Melihat lanskap politik Amerika dan keputusan warga di negara bagian lain, saya merasa ngeri, terutama karena hal tersebut mencerminkan etos mereka. Namun, ini adalah pengingat mengapa kita melakukannya dengan sangat baik di Colorado, di mana gagasan penyensoran, pelarangan buku, dan membiarkan perempuan meninggal atau dirugikan secara tidak dapat diperbaiki oleh aturan dan larangan agama yang sah adalah hal yang menjijikkan.
Apakah kita akhirnya menyerah pada eksperimen demokrasi kita? Ben Franklin berkata bahwa kita akan mempunyai republik selama kita bisa mempertahankannya, dan saya bertanya-tanya apakah kita sudah mencapai titik itu. Pemilu 2024 jelas mengungkap jati diri kita di tingkat daerah dan nasional. Kita bukan lagi satu orang seperti pada masa Perang Saudara, kita adalah dua orang, terbagi dan dipisahkan oleh sistem nilai yang berbeda. Kita bukan lagi sebuah kesatuan yang tidak terpecah, namun Amerika Serikat yang terpecah.

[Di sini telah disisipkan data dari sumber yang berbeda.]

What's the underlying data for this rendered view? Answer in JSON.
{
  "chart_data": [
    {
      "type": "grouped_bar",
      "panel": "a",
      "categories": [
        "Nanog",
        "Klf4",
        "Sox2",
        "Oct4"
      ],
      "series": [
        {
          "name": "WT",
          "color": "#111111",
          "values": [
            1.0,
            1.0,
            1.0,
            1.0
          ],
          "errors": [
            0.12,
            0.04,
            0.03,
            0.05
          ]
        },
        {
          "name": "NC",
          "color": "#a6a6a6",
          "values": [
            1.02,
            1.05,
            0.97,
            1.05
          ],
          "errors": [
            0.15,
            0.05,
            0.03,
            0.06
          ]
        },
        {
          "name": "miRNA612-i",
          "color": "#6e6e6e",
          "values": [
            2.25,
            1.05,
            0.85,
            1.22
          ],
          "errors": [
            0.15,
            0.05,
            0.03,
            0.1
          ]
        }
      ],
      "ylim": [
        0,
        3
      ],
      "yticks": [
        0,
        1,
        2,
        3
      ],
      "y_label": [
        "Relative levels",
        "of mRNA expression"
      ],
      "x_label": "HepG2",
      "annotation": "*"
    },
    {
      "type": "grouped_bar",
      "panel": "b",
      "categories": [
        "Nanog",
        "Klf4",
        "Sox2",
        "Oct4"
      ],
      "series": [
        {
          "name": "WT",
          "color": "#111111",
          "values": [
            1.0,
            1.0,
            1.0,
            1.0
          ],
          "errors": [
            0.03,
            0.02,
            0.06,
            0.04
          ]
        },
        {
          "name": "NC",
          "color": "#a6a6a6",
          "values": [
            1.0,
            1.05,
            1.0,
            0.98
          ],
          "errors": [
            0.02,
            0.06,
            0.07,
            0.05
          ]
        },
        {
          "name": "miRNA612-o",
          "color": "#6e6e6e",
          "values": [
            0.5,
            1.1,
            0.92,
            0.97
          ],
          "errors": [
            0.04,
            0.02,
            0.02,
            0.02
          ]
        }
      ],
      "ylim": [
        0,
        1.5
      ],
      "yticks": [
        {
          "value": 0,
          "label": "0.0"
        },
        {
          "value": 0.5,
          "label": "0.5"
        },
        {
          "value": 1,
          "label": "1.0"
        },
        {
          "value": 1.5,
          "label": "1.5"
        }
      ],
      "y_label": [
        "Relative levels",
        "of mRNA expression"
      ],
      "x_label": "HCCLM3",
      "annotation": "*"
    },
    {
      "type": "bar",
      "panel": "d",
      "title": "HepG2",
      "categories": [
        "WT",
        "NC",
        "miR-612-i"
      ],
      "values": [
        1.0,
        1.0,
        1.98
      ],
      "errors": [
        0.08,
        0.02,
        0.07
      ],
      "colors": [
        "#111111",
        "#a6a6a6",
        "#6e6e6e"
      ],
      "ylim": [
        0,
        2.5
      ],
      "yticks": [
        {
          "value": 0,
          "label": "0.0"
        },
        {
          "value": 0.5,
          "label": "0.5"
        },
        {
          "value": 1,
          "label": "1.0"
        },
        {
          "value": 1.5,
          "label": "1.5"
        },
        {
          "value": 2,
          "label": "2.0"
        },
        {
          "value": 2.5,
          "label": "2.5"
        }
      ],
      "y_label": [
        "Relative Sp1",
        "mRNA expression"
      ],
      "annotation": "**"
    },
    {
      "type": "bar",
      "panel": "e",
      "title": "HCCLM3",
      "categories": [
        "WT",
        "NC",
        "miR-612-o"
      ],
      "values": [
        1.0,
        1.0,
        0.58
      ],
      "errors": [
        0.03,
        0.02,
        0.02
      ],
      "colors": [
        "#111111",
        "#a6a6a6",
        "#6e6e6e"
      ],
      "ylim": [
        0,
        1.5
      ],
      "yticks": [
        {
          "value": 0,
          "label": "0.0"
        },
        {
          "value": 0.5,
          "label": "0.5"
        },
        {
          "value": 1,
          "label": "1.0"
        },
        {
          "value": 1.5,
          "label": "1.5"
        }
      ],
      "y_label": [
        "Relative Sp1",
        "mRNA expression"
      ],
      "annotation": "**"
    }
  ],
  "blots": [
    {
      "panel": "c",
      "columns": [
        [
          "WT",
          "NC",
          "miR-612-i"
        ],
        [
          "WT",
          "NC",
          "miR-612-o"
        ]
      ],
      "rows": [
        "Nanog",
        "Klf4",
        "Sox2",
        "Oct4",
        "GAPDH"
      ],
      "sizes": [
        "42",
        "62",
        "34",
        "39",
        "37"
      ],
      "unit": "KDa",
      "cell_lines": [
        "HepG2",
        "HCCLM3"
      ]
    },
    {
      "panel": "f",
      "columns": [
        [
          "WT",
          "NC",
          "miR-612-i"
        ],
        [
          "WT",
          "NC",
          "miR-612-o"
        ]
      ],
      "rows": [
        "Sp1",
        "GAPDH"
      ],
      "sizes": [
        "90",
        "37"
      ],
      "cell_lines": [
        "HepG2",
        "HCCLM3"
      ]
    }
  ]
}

Bisakah kita kembali bersatu dan menyepakati prinsip-prinsip dasar Amerikanisme seperti kebebasan dan keadilan bagi semua, kebebasan berpikir dan berekspresi, dan tidak membiarkan pemerintah berperan sebagai Tuhan seperti yang dilakukan Iran? Bisakah kita bersatu kembali dan bergerak menuju persatuan yang lebih sempurna? Kami melakukannya sekali jadi saya ragu kami bisa melakukannya lagi. Meski begitu, prosesnya mungkin memakan waktu lama, dan saya mungkin sudah tua sebelum hal itu terjadi.
Ketika saya tumbuh besar di Pennsylvania bagian barat, dua lagu John Denver—”Rocky Mountain High” dan “I Guess He'd Almost Be in Colorado”—sangat menarik bagi saya. Saya tidak tahu pada saat itu mengapa keinginan untuk tinggal di Colorado terus muncul, namun seiring berjalannya waktu, keinginan tersebut menjadi semakin jelas. Seperti kebanyakan orang, saya menemukan rumah yang penuh kasih di sini dan menjalani kehidupan yang penuh petualangan. Selain hiking dan ski, saya juga menemukan “pengintip” saya.
Tapi masih ada lagi. Saya belajar bahwa perbedaan antara kehidupan saya di sana dan kehidupan saya di sini bukan hanya soal gaya hidup: ini tentang etos budaya yang berbeda—prinsip dan nilai-nilai yang menjadi pedoman mereka—dan hal ini tidak pernah diungkapkan dengan jelas dan jelas.
Jerry Fabyanic adalah penulis “The Triumph of Sisyphus” dan “Food for Thought: Essays on the Mind and Spirit.” Dia tinggal di Georgetown.